Saham, Emas Hingga Bitcoin Jeblok Semua, "Kiamat" Investasi!
Jakarta, Rabu kemarin bisa dikatakan menjadi salah satu hari terburuk bagi para investor, aset-aset berisiko seperti saham hingga aset aman (safe haven) emas rontok, bahkan mata uang kripto yang belakangan ini jadi primadona juga ikut hancur-hancuran. Penyebabnya Cuma satu, rilis data inflasi Amerika Serikat (AS).
Melansir data dari Refinitiv bursa saham AS (Wall Street) ambrol ke level terendah 2 bulan pada perdagangan Rabu (12/5/2021) waktu setempat, indeks Dow Jones minus 2%, sementara S&P 500 dan Nasdaq masing-masing minus 2,14% dan 2,67%.
Indeks S&P 500
Harga emas dunia juga berbalik arah, dari sebelumnya menanjak hingga mencapai level tertinggi 3 bulan, kemarin merosot 1,2% ke US$ 1.815,43/troy ons.
Kemudian bitcoin malah lebih parah lagi, kemarin turun 4% lebih, hari ini malah ambles 17% ke US$ 45.000/BTC yang merupakan level terendah sejak 1 Maret lalu. Mata uang kripto lainnya juga bernasib sama, ethereum hari ini minus 9%, dan ripple merosot lebih dari 10%.
Harga BItcoin (US$/BTC)
Mata uang kripto yang hancur-hancuran pada hari ini terjadi setelah CEO Tesla Elon Musk mengatakan menghentikan pembelian mobil Tesla menggunakan bitcoin. Melalui akun twitter miliknya, Elon menyebutkan alasan penghentian tersebut karena peningkatan bahan bakar fosil yang meningkat karena aktivitas penambangan bitcoin.
Rilis data inflasi AS kemarin yang mencatat kenaikan terbesar dalam 12 tahun terakhir membuat aset-aset tersebut rontok. Departemen Tenaga Kerja AS melaporkan Indeks Harga Konsumen (IHK) bulan April melesat atau mengalami inflasi 4,2% dibandingkan dengan tahun sebelumnya (year-on-year/yoy). Rilis tersebut jauh lebih tinggi ketimbang hasil survei Dow Jones sebesar 3,6%.
Sementara dari bulan Maret atau secara month-to-month (mtm) tumbuh 0,8%, juga jauh lebih tinggi dari survei 0,2%.
Sementara inflasi inti yang tidak memasukkan sektor energi dan makanan dalam perhituangan tumbuh 3% yoy dan 0,9% mtm, lebih dari dari ekspektasi 2,3% yoy dan 0,3% mtm.
Kenaikan inflasi secara tahunan tersebut merupakan yang tertinggi sejak tahun 2008, sementara secara bulanan terbesar dalam 40 tahun terakhir.

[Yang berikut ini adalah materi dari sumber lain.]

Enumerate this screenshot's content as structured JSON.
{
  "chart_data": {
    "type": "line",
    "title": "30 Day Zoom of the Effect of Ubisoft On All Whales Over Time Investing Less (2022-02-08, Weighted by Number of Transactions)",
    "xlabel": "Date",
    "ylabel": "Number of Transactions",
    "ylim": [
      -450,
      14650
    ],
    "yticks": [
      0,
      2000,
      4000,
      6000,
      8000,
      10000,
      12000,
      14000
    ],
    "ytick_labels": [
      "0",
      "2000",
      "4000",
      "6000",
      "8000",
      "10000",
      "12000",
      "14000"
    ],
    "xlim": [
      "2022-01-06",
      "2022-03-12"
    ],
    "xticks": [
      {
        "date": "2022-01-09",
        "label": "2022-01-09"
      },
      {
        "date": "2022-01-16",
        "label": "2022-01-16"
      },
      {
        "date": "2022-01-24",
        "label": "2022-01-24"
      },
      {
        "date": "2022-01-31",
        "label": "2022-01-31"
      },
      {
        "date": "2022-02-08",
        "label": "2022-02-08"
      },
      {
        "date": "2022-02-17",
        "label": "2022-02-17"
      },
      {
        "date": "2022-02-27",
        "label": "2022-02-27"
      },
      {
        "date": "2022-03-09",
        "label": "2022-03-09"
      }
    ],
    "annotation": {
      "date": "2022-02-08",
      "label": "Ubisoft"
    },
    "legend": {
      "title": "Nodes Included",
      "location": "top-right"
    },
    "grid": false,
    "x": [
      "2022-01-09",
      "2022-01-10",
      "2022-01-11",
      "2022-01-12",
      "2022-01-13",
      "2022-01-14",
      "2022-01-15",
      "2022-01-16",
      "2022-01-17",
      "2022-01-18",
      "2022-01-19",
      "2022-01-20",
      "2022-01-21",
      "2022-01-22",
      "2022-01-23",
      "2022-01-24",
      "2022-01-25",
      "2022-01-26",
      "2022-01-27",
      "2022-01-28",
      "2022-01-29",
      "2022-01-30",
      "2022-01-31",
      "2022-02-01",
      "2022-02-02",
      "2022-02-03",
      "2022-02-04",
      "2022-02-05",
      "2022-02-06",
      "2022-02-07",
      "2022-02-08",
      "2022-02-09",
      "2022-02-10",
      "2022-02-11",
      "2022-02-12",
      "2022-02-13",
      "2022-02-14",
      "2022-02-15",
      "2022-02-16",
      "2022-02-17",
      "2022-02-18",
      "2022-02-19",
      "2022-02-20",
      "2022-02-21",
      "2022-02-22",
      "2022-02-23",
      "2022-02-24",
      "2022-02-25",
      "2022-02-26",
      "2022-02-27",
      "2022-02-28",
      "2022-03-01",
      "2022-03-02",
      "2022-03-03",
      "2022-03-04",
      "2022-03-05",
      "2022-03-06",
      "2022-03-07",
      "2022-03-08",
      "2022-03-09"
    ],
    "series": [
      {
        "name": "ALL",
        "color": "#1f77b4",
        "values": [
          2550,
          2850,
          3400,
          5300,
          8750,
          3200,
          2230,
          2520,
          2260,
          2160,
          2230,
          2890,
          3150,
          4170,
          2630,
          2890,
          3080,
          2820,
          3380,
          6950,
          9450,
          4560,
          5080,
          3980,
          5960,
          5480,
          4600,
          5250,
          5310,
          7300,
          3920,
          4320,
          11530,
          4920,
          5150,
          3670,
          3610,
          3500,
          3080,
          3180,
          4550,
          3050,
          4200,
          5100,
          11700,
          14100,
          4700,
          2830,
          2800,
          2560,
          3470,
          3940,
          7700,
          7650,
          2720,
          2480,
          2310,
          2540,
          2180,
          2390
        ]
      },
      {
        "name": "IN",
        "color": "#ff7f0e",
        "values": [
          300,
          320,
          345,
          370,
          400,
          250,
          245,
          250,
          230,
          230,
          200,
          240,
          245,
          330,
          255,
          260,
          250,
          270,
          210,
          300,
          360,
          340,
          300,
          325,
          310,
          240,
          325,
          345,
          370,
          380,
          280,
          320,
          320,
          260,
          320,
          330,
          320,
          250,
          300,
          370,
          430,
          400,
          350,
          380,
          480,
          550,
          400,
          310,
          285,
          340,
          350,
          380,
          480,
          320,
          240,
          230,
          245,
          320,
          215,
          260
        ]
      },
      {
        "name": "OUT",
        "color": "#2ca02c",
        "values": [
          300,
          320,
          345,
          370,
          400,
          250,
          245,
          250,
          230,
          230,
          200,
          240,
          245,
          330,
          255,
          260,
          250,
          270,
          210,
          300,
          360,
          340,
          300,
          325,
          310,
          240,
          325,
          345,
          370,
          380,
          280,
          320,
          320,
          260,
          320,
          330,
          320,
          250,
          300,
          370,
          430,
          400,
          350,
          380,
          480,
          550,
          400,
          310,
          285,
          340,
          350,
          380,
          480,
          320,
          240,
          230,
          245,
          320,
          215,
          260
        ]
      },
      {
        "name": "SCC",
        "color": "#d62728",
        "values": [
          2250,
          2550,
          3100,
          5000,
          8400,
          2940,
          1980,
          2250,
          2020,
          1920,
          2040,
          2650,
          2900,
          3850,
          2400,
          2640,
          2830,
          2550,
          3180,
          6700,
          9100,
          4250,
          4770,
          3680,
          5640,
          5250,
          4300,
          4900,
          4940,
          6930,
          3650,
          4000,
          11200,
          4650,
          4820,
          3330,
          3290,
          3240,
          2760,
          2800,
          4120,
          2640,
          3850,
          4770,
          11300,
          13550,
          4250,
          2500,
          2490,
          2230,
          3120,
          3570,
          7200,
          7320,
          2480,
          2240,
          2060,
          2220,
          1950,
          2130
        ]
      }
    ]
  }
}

Alhasil data tersebut kembali memunculkan spekulasi bank sentral AS (The Fed) akan mengetatkan kebijakan moneternya lebih cepat dari perkiraan.
The Fed dalam rapat kebijakan moneter bulan April lalu memutuskan mempertahankan suku bunga acuan 0,25% serta program pembelian obligasi (quantitative easing/QE) senilai US$ 120 miliar per bulan. Suku bunga The Fed baru akan dinaikkan setidaknya di tahun 2023.
The Fed juga mengakui pertumbuhan ekonomi serta inflasi lebih tinggi dari prediksi sebelumnya yang disebabkan program vaksinasi serta dukungan kebijakan moneter dan fiskal.
Tetapi, hal tersebut dinilai hanya sementara, dan masih belum merata sehingga kebijakan moneter ultra longgar masih diperlukan. Ketua The Fed Jerome Powell sekali lagi menegaskan saat ini bukan waktu yang tepat untuk membicarakan pengetatan moneter, termasuk pengurangan nilai QE atau yang dikenal dengan istilah tapering.
David Mericle ekonom di Goldman Sachs mengatakan ia melihat The Fed baru akan memberikan petunjuk pengurangan QE atau yang dikenal dengan istilah tapering pada semester II tahun ini.
Melansir CNBC International, Mericle melihat The Fed akan mulai melakukan tapering pada awal 2022, dengan pengurangan sebesar US$ 15 per bulan.
Selain itu, berdasarkan data dari perangkat FedWatch CME Group, pelaku pasar kini melihat ada peluang sebesar 13% suku bunga akan dinaikkan menjadi 0,5% di bulan Desember nanti. Probabilitas tersebut mengalami kenaikan cukup signifikan, sebab dalam beberapa pekan terakhir masih 1 digit persentase saja. Selain itu ada probabilitas setengah persen suku bunga akan dinaikkan menjadi 0,75%.